Jose Moreno, 22, is a student at the University of Texas at Arlington. He’s been living a life of uncertainty, having been brought to America by his parents when he was just two-years-old.
In December, he will graduate. He’s been volunteering at an office maintaining its website because he can’t legally be paid. He hopes Friday’s announcement will change that.
“It also weighs heavily when you’re trying to study and you’re telling yourself, ‘Why am I even going to continue studying if once I get my degree, which is just a piece of paper, and I won’t be able to do anything with it?,’” he asked. “It’s hard to stay focused.”
Before today’s ruling, Moreno had no chance of finding work. He’s still tentatively optimistic, though –– many students won’t believe the ruling until they have a work permit in their hands.
Texas Political Reaction
Quickly planned rallies popped up around Dallas following the announcement Friday. A small group gathered at the campaign headquarters of congressional candidate Domingo Garcia.
Immigration advocate Ralph Isenberg though expressed caution.
“If all 800,000 want to follow the pied piper, you’re going to come to a dead end, because he doesn’t promise you, anything,” he said.

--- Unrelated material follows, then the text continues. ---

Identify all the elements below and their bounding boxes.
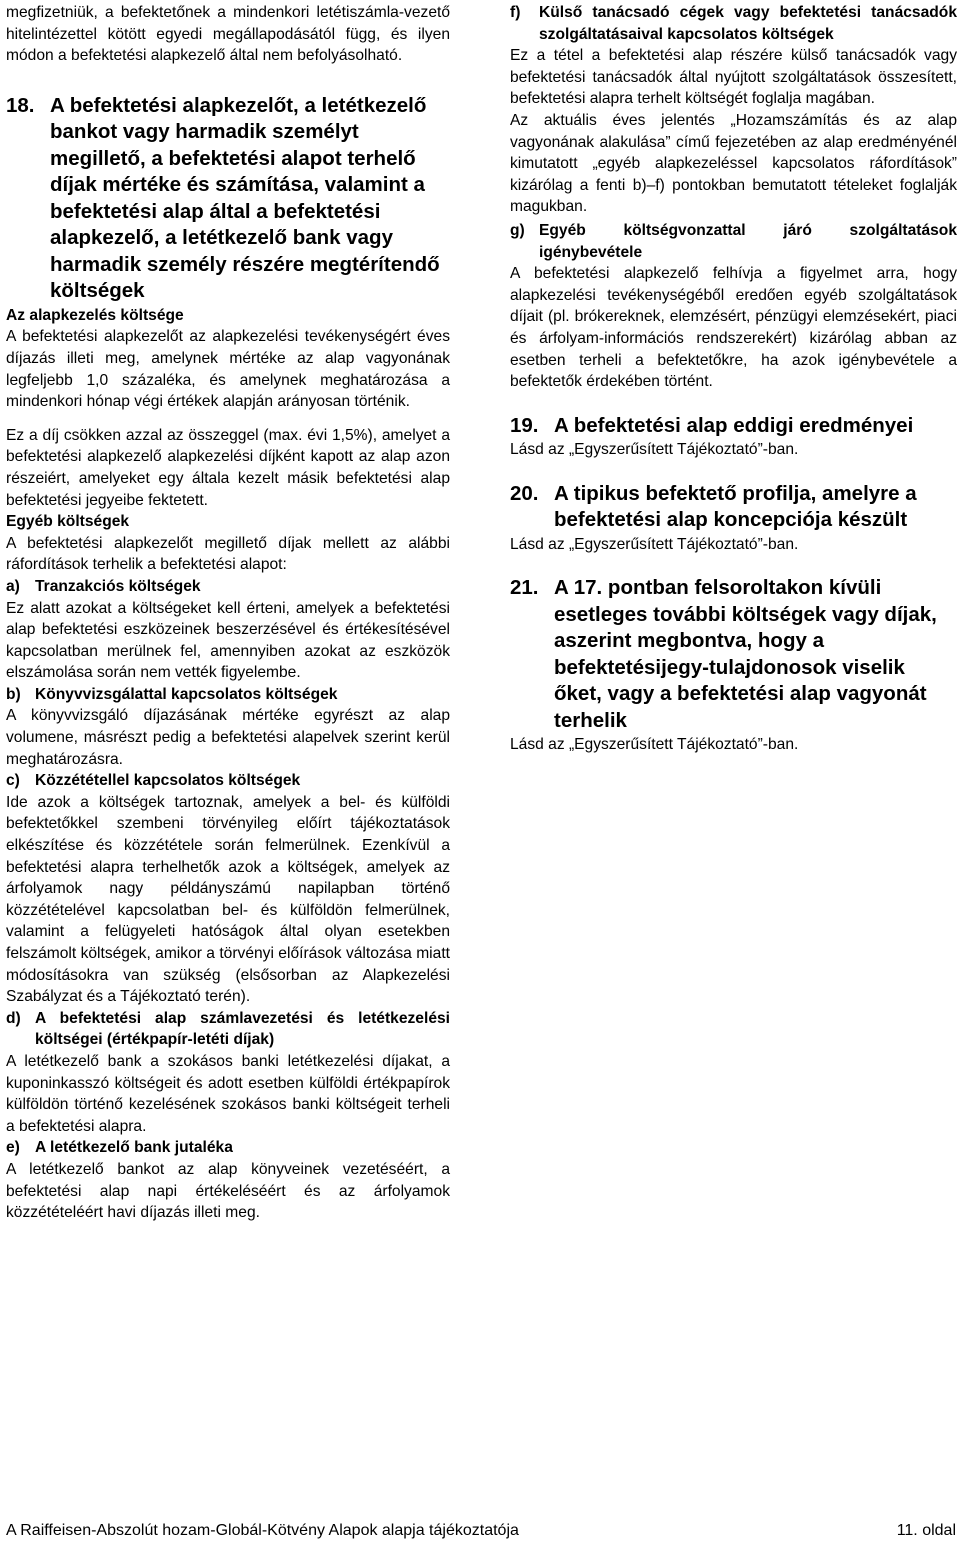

Isenberg was referring to the President’s statement that the police change is not immunity or a path citizenship. His Isenberg Center for Immigration Empowerment helps foreign nationals with immigration problems and he supports the President. He is not convinced the President has the authority to uphold the change though, or withstand a challenge from congress.

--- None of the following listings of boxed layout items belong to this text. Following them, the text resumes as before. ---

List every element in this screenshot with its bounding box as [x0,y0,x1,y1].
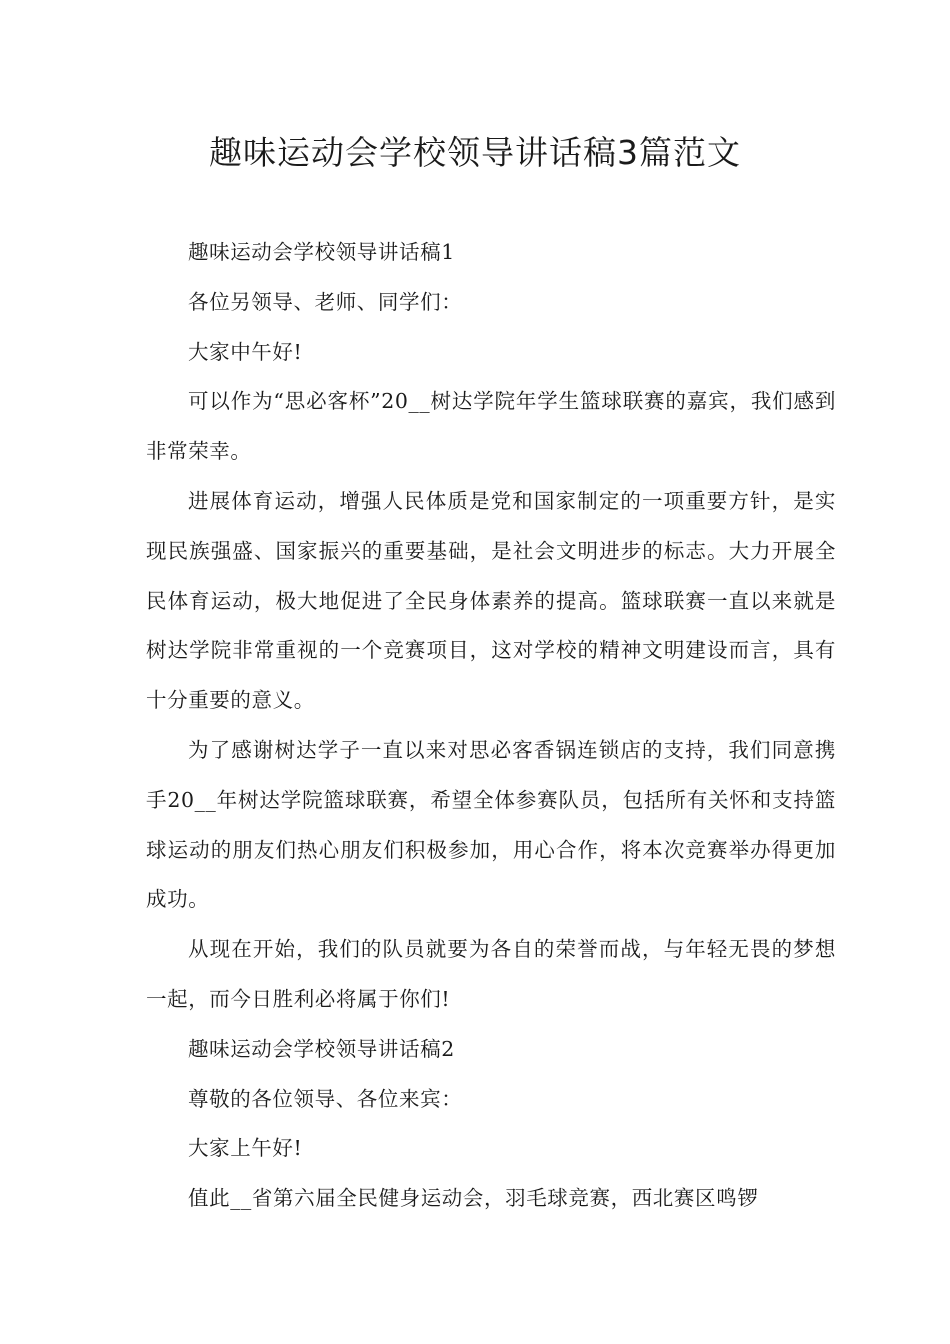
body-paragraph: 进展体育运动，增强人民体质是党和国家制定的一项重要方针，是实现民族强盛、国家振兴的重要基础，是社会文明进步的标志。大力开展全民体育运动，极大地促进了全民身体素养的提高。篮球联赛一直以来就是树达学院非常重视的一个竞赛项目，这对学校的精神文明建设而言，具有十分重要的意义。 [146,488,836,713]
body-paragraph: 可以作为“思必客杯”20__树达学院年学生篮球联赛的嘉宾，我们感到非常荣幸。 [146,389,836,464]
salutation-1: 各位另领导、老师、同学们： [188,289,463,314]
greeting-2: 大家上午好! [188,1136,303,1161]
greeting-1: 大家中午好! [188,339,303,364]
body-paragraph: 值此__省第六届全民健身运动会，羽毛球竞赛，西北赛区鸣锣 [188,1186,759,1211]
section-heading-1: 趣味运动会学校领导讲话稿1 [188,240,455,264]
salutation-2: 尊敬的各位领导、各位来宾： [188,1086,463,1111]
document-title: 趣味运动会学校领导讲话稿3篇范文 [209,133,741,172]
body-paragraph: 为了感谢树达学子一直以来对思必客香锅连锁店的支持，我们同意携手20__年树达学院篮球联赛，希望全体参赛队员，包括所有关怀和支持篮球运动的朋友们热心朋友们积极参加，用心合作，将本次竞赛举办得更加成功。 [146,737,836,912]
document-body [146,228,836,1224]
body-paragraph: 从现在开始，我们的队员就要为各自的荣誉而战，与年轻无畏的梦想一起，而今日胜利必将属于你们! [146,937,836,1011]
section-heading-2: 趣味运动会学校领导讲话稿2 [188,1036,455,1061]
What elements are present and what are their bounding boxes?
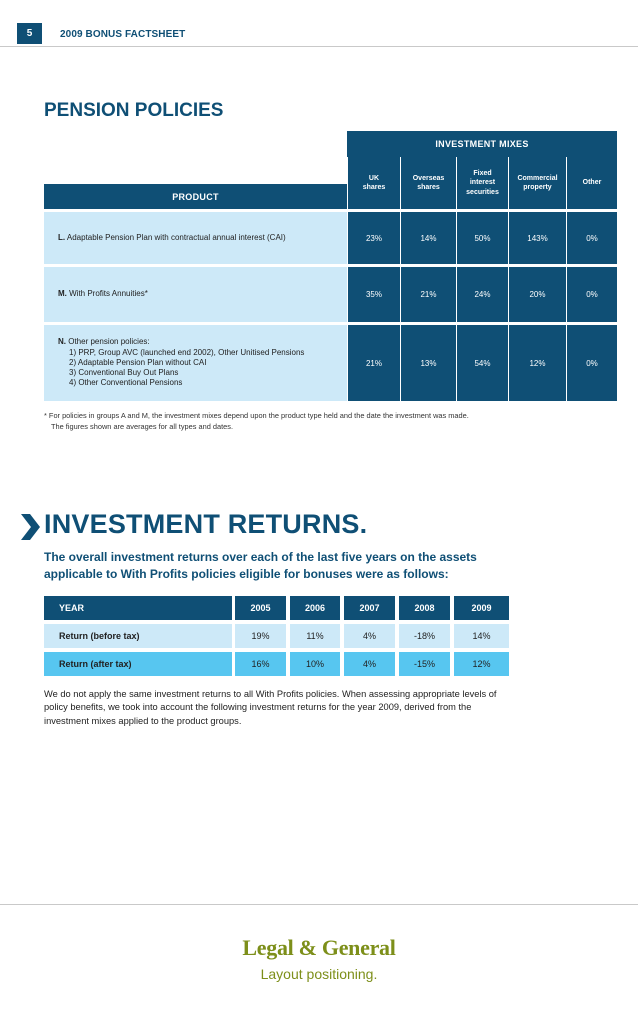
row-label: Return (before tax) xyxy=(44,624,232,648)
investment-returns-title: INVESTMENT RETURNS. xyxy=(44,509,368,539)
row-label: Return (after tax) xyxy=(44,652,232,676)
value-cell: 54% xyxy=(456,325,508,401)
value-cell: 13% xyxy=(400,325,456,401)
page-number: 5 xyxy=(17,23,42,44)
returns-row-before-tax xyxy=(44,624,509,648)
product-name: Other pension policies: xyxy=(68,337,150,347)
sub-item: 3) Conventional Buy Out Plans xyxy=(69,368,179,378)
footnote-line: * For policies in groups A and M, the investment mixes depend upon the product type held and the date the investment was made. xyxy=(44,411,469,420)
pension-row-m xyxy=(44,267,617,322)
returns-table-header xyxy=(44,596,509,620)
footer-rule xyxy=(0,904,638,905)
column-header-commercial-property: Commercial property xyxy=(508,157,566,209)
year-cell: 2005 xyxy=(235,596,286,620)
header-rule xyxy=(0,46,638,47)
pension-policies-title: PENSION POLICIES xyxy=(44,100,224,121)
return-cell: 4% xyxy=(344,624,395,648)
value-cell: 0% xyxy=(566,267,617,322)
product-header: PRODUCT xyxy=(44,184,347,209)
row-letter: M. xyxy=(58,289,67,299)
value-cell: 143% xyxy=(508,212,566,264)
year-header: YEAR xyxy=(44,596,232,620)
year-cell: 2006 xyxy=(290,596,340,620)
product-name: With Profits Annuities* xyxy=(69,289,148,299)
product-cell xyxy=(44,325,347,401)
sub-item: 2) Adaptable Pension Plan without CAI xyxy=(69,357,207,367)
value-cell: 50% xyxy=(456,212,508,264)
value-cell: 21% xyxy=(347,325,400,401)
return-cell: 12% xyxy=(454,652,509,676)
investment-returns-intro: The overall investment returns over each of the last five years on the assets applicable to With Profits policies eligible for bonuses were as follows: xyxy=(44,550,477,581)
product-cell xyxy=(44,267,347,322)
value-cell: 21% xyxy=(400,267,456,322)
value-cell: 23% xyxy=(347,212,400,264)
sub-item: 1) PRP, Group AVC (launched end 2002), Other Unitised Pensions xyxy=(69,347,305,357)
pension-footnote xyxy=(44,410,604,433)
value-cell: 0% xyxy=(566,212,617,264)
value-cell: 24% xyxy=(456,267,508,322)
sub-item: 4) Other Conventional Pensions xyxy=(69,378,183,388)
column-header-fixed-interest: Fixed interest securities xyxy=(456,157,508,209)
pension-row-n xyxy=(44,325,617,401)
return-cell: 4% xyxy=(344,652,395,676)
tagline: Layout positioning. xyxy=(260,966,378,982)
value-cell: 35% xyxy=(347,267,400,322)
value-cell: 0% xyxy=(566,325,617,401)
return-cell: 19% xyxy=(235,624,286,648)
value-cell: 20% xyxy=(508,267,566,322)
value-cell: 12% xyxy=(508,325,566,401)
return-cell: -18% xyxy=(399,624,450,648)
year-cell: 2008 xyxy=(399,596,450,620)
product-name: Adaptable Pension Plan with contractual annual interest (CAI) xyxy=(66,232,286,242)
row-letter: N. xyxy=(58,337,66,347)
returns-row-after-tax xyxy=(44,652,509,676)
row-letter: L. xyxy=(58,232,66,242)
year-cell: 2009 xyxy=(454,596,509,620)
column-header-other: Other xyxy=(566,157,617,209)
pension-row-l xyxy=(44,212,617,264)
investment-mixes-header: INVESTMENT MIXES xyxy=(347,131,617,157)
return-cell: 14% xyxy=(454,624,509,648)
return-cell: 11% xyxy=(290,624,340,648)
year-cell: 2007 xyxy=(344,596,395,620)
value-cell: 14% xyxy=(400,212,456,264)
column-header-uk-shares: UK shares xyxy=(347,157,400,209)
column-header-overseas-shares: Overseas shares xyxy=(400,157,456,209)
return-cell: 10% xyxy=(290,652,340,676)
factsheet-title: 2009 BONUS FACTSHEET xyxy=(60,29,186,40)
footnote-line: The figures shown are averages for all types and dates. xyxy=(51,422,233,432)
return-cell: 16% xyxy=(235,652,286,676)
chevron-right-icon xyxy=(20,513,42,541)
legal-general-logo: Legal & General xyxy=(242,935,396,960)
investment-returns-body: We do not apply the same investment returns to all With Profits policies. When assessing appropriate levels of policy benefits, we took into account the following investment returns for the year 2009, derived from the investment mixes applied to the product groups. xyxy=(44,689,497,726)
return-cell: -15% xyxy=(399,652,450,676)
product-cell xyxy=(44,212,347,264)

Shortly after the announcement, Gov. Rick Perry released a statement calling the ruling a “election-year tactic to bypass Congress and arbitrarily grant amnesty to potentially millions of illegal immigrants.
Here’s the full statement from the governor:
“The Obama Administration’s election-year tactic to bypass Congress and arbitrarily grant amnesty to potentially millions of illegal immigrants is another example of its blatant disregard for our Constitution, our rule of law and our democratic process.

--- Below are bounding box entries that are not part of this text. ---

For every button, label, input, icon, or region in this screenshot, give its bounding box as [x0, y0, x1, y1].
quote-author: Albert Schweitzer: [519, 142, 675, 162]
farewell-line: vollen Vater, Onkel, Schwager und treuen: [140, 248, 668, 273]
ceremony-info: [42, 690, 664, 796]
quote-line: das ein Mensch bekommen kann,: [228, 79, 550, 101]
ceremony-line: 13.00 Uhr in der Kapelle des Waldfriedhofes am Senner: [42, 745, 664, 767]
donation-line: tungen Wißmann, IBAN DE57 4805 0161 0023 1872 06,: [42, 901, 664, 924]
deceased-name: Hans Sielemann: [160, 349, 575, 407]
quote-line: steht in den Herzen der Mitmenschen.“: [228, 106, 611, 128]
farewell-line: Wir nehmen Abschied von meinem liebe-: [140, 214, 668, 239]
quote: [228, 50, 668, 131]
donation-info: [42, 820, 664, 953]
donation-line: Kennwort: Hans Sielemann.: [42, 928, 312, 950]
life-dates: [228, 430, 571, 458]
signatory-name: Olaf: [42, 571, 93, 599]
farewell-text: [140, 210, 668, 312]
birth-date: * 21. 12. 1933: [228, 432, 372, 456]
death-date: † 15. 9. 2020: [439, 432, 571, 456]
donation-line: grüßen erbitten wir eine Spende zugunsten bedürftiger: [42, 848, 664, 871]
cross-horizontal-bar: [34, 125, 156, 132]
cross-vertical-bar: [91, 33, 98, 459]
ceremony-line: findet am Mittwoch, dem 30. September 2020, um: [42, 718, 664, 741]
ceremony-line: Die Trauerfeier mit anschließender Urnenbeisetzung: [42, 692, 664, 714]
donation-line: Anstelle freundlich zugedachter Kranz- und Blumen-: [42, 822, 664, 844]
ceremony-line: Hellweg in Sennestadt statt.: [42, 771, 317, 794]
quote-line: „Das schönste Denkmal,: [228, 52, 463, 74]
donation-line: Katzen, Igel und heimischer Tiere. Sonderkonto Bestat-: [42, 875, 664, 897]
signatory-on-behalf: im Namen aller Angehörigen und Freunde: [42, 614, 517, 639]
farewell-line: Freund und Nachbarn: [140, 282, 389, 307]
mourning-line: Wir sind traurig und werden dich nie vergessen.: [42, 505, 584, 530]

The laws of this nation are not open to selective, convenient or political interpretation; they are the very foundation of our freedom, and the protections they guarantee make our nation strong and attractive to immigrants around the world – millions of whom abide by our laws and processes and seek legal entry. These are decisions that should be thoroughly debated within the halls of Congress.
This Administration has failed to provide a secure border, which is essential to national security, and is instead granting blanket amnesty to those who have broken our laws. Failed border security and immigration policies have created a magnet for those who came in the first place. It’s clear President Obama prefers to upend the rule of law, picking winners and losers, rather than work with Congress and the American people on a sustainable, long-term solution.”
Congressman Michael Burgess (R –– Lewisville) also released a similar statement, saying the ruling does nothing to alleviate the pressure on the millions of unemployed Americans.
Here’s his full statement:
“With over 12 million Americans unemployed, President Obama showed that he is not concerned with policies that will put them back to work. Instead, he wants to put illegal immigrants ahead of the rule of law and provide them with work permits. This is not only a reckless decision, but one that will continue to block opportunities for American citizens to find employment. I urge the president to stop supporting amnesty and to stop creating policy that will continue to make it harder for Americans to find work.”